Mangold taglia, con un’accetta che gronda sangue, solo alcuni snodi tra il 1961 e il 1965 e attraverso il prisma-Dylan lo spettatore vede anche la storia degli Usa e, in controluce, del mondo. Un mondo sull’orlo della fine, della guerra nucleare, dell’apocalisse che Dylan canta — che altro può fare? — nella sua ballata antica e profetica A hard rain is gonna fall. Forse “profeta” è la parola giusta, che ovviamente Dylan non riconoscerebbe e rifiuterebbe, ma la sensazione di fronte a questo film pieno di calore, colore e passione è proprio quella di trovarsi davanti a un visionario che non solo ha accompagnato i processi storici ma in qualche modo li ha intuiti e provocati.

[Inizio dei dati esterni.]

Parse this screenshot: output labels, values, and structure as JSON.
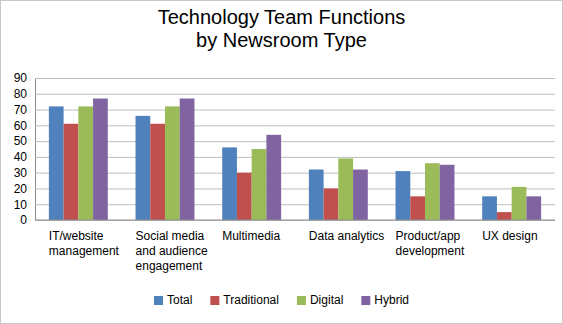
{
  "chart_data": {
    "type": "bar",
    "title": [
      "Technology Team Functions",
      "by Newsroom Type"
    ],
    "categories": [
      "IT/website management",
      "Social media and audience engagement",
      "Multimedia",
      "Data analytics",
      "Product/app development",
      "UX design"
    ],
    "series": [
      {
        "name": "Total",
        "color": "#4f81bd",
        "values": [
          72,
          66,
          46,
          32,
          31,
          15
        ]
      },
      {
        "name": "Traditional",
        "color": "#c0504d",
        "values": [
          61,
          61,
          30,
          20,
          15,
          5
        ]
      },
      {
        "name": "Digital",
        "color": "#9bbb59",
        "values": [
          72,
          72,
          45,
          39,
          36,
          21
        ]
      },
      {
        "name": "Hybrid",
        "color": "#8064a2",
        "values": [
          77,
          77,
          54,
          32,
          35,
          15
        ]
      }
    ],
    "ylim": [
      0,
      90
    ],
    "yticks": [
      0,
      10,
      20,
      30,
      40,
      50,
      60,
      70,
      80,
      90
    ],
    "grid": true,
    "legend": "bottom"
  }
}
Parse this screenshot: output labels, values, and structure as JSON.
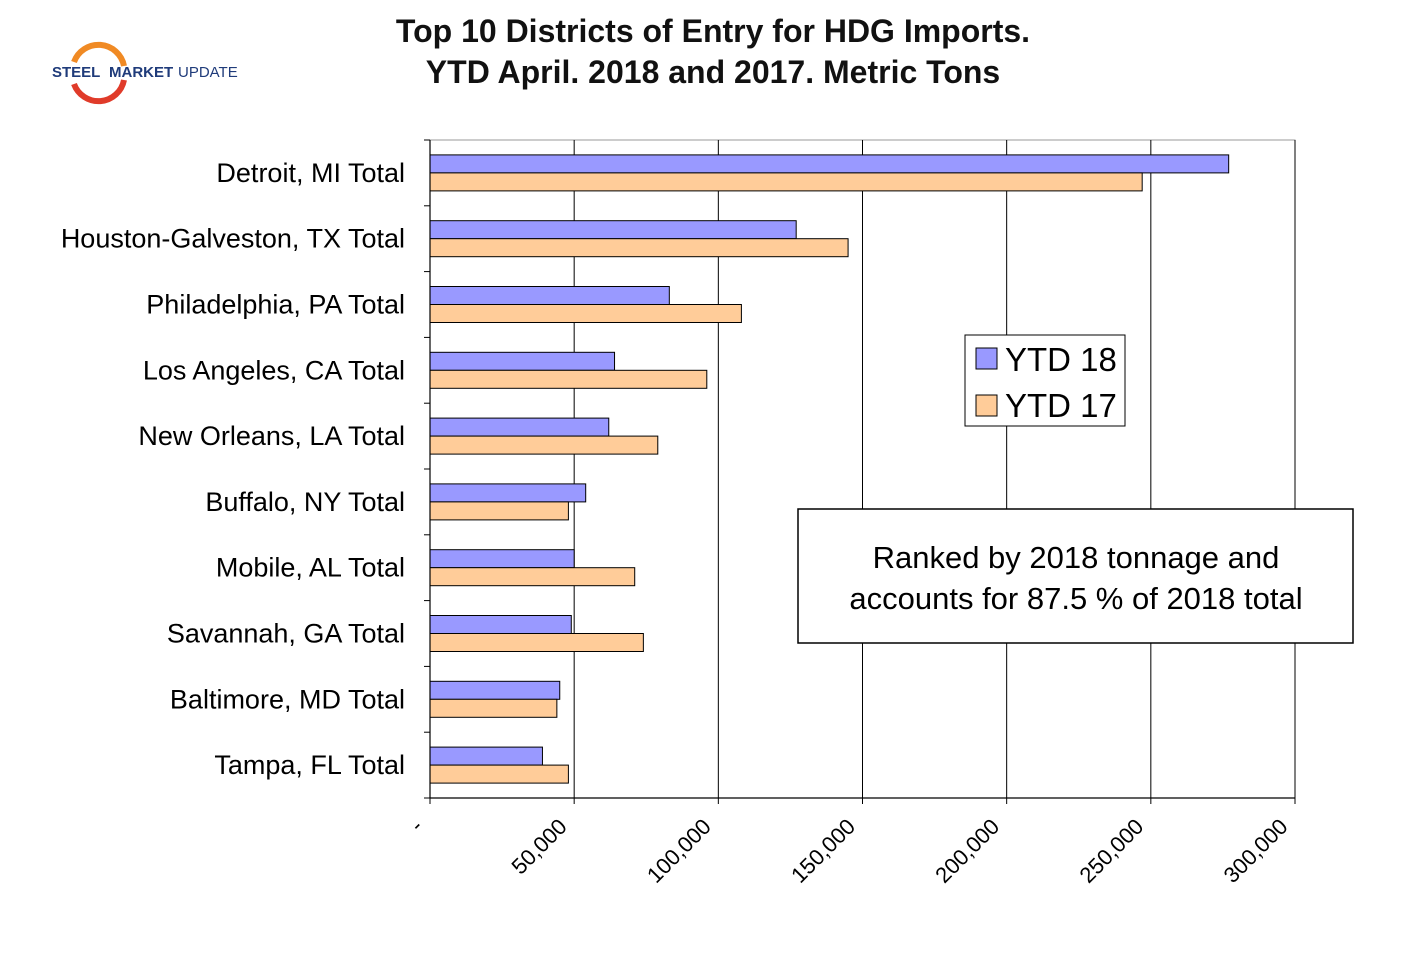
{
  "logo": {
    "word1": "STEEL",
    "word2": "MARKET",
    "word3": "UPDATE"
  },
  "chart_data": {
    "type": "bar",
    "orientation": "horizontal",
    "title": [
      "Top 10 Districts of Entry for HDG Imports.",
      "YTD April. 2018 and 2017. Metric Tons"
    ],
    "categories": [
      "Detroit, MI Total",
      "Houston-Galveston, TX Total",
      "Philadelphia, PA Total",
      "Los Angeles, CA Total",
      "New Orleans, LA Total",
      "Buffalo, NY Total",
      "Mobile, AL Total",
      "Savannah, GA Total",
      "Baltimore, MD Total",
      "Tampa, FL Total"
    ],
    "series": [
      {
        "name": "YTD 18",
        "color": "#9999ff",
        "values": [
          277000,
          127000,
          83000,
          64000,
          62000,
          54000,
          50000,
          49000,
          45000,
          39000
        ]
      },
      {
        "name": "YTD 17",
        "color": "#ffcc99",
        "values": [
          247000,
          145000,
          108000,
          96000,
          79000,
          48000,
          71000,
          74000,
          44000,
          48000
        ]
      }
    ],
    "xlim": [
      0,
      300000
    ],
    "xticks": [
      0,
      50000,
      100000,
      150000,
      200000,
      250000,
      300000
    ],
    "xtick_labels": [
      "-",
      "50,000",
      "100,000",
      "150,000",
      "200,000",
      "250,000",
      "300,000"
    ],
    "grid": true,
    "legend": "right-middle",
    "annotation": [
      "Ranked by 2018 tonnage and",
      "accounts for 87.5 % of 2018 total"
    ]
  }
}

La scena clou da questo punto di  vista è quando a Newport Dylan canta l’inedita The times they are a-changin’ e tutto il pubblico è come rapito e comincia a cantare con lui, con emozione, rabbia, potenza. Tutto il pubblico lì a Newport nel 1963 ma anche il pubblico qui a Roma in sala (e si tratta per lo più di giovani) è attraversato da una vibrazione potente ed è sull’orlo di cantare insieme a quell’ometto con la sua voce nasale, ruvida e tagliente. E poi c’è un fatto: i tempi sono davvero cambiati. E questo anche grazie a Dylan e le sue canzoni. Potenza performativa di un piccolo profeta di periferia. Da quella periferia Dylan ha afferrato il mondo e lo ha aiutato a compiere la sua rivoluzione nel cielo musicale. 

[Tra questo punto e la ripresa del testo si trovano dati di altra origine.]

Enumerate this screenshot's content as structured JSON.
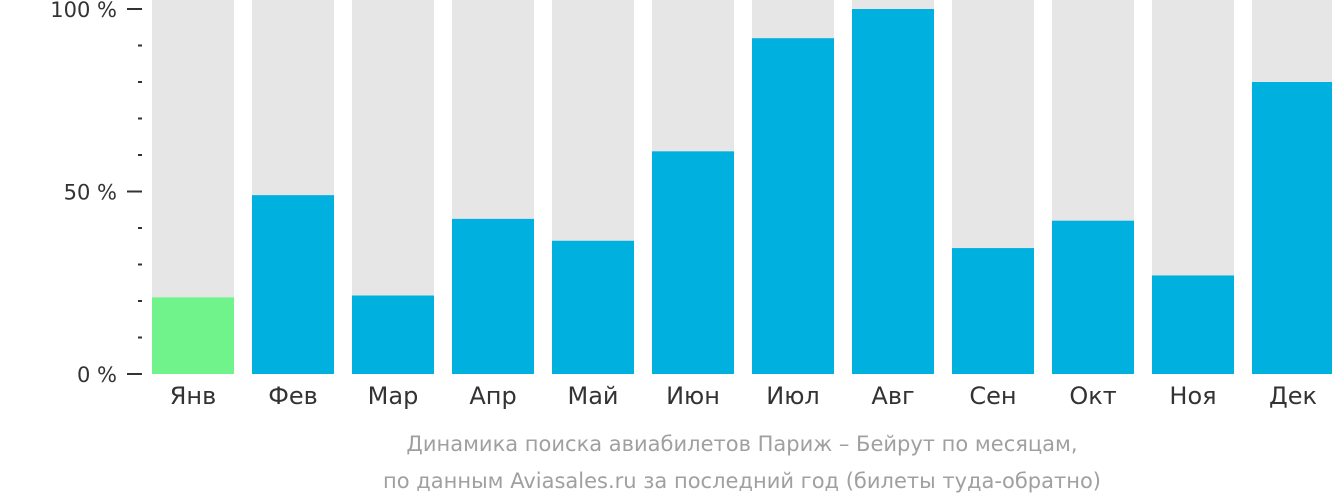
{
  "chart_data": {
    "type": "bar",
    "categories": [
      "Янв",
      "Фев",
      "Мар",
      "Апр",
      "Май",
      "Июн",
      "Июл",
      "Авг",
      "Сен",
      "Окт",
      "Ноя",
      "Дек"
    ],
    "values": [
      21,
      49,
      21.5,
      42.5,
      36.5,
      61,
      92,
      100,
      34.5,
      42,
      27,
      80
    ],
    "highlight_index": 0,
    "ylim": [
      0,
      100
    ],
    "yticks": [
      {
        "value": 0,
        "label": "0 %"
      },
      {
        "value": 50,
        "label": "50 %"
      },
      {
        "value": 100,
        "label": "100 %"
      }
    ],
    "minor_tick_step": 10,
    "caption_line1": "Динамика поиска авиабилетов Париж – Бейрут по месяцам,",
    "caption_line2": "по данным Aviasales.ru за последний год (билеты туда-обратно)",
    "colors": {
      "bar": "#00b0de",
      "bar_highlight": "#6ff38a",
      "bar_background": "#e6e6e6",
      "axis": "#333333",
      "caption": "#a0a0a0"
    }
  }
}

Il film inizia con le note di una ballata campagnola di Guthrie che arrivano da un gracchiante grammofono e finisce con un Dylan scatenato rocker con tanto di camicia a pois alla Andy Warhol che urla rabbioso l’invettiva di Like a rolling stone che da decenni vince la classifica della migliore canzone rock di tutti i tempi.

Sono passati solo 4 anni ma si è passati dal muto al sonoro, dal bianco al nero al colore, dai tempi di Omero ai viaggi sulla luna. E Dylan è il traghettatore di questa rapida, convulsa, traversata. Come ha fatto a realizzare una così grande rivoluzione in così poco tempo nessuno lo sa, tantomeno Dylan stesso che rimane a se stesso «a complete unknown». Il genio non si spiega, è un dono misterioso innanzitutto per il destinatario stesso.  

È un film piccolo questo di Mangold, come le poche strade del Greenwich Village di quei pochi anni, ma tocca alcuni temi grandi, come appunto cosa sia il genio artistico. «Tutti mi chiedono da dove arrivano le canzoni» confida Dylan verso la fine del film, quando ha raggiunto forse troppo rapidamente il successo planetario, e aggiunge «ma in realtà vogliono sapere perché arrivano a me e non a loro».  

Dono (ma anche condanna) per l’artista, il genio di Dylan è soprattutto un dono per gli altri, per noi che ancora oggi dopo oltre 60 anni fischiettiamo le sue ballate guardando il mondo forse con uno sguardo più largo e acuto e un cuore più sensibile e, infine, grato e commosso.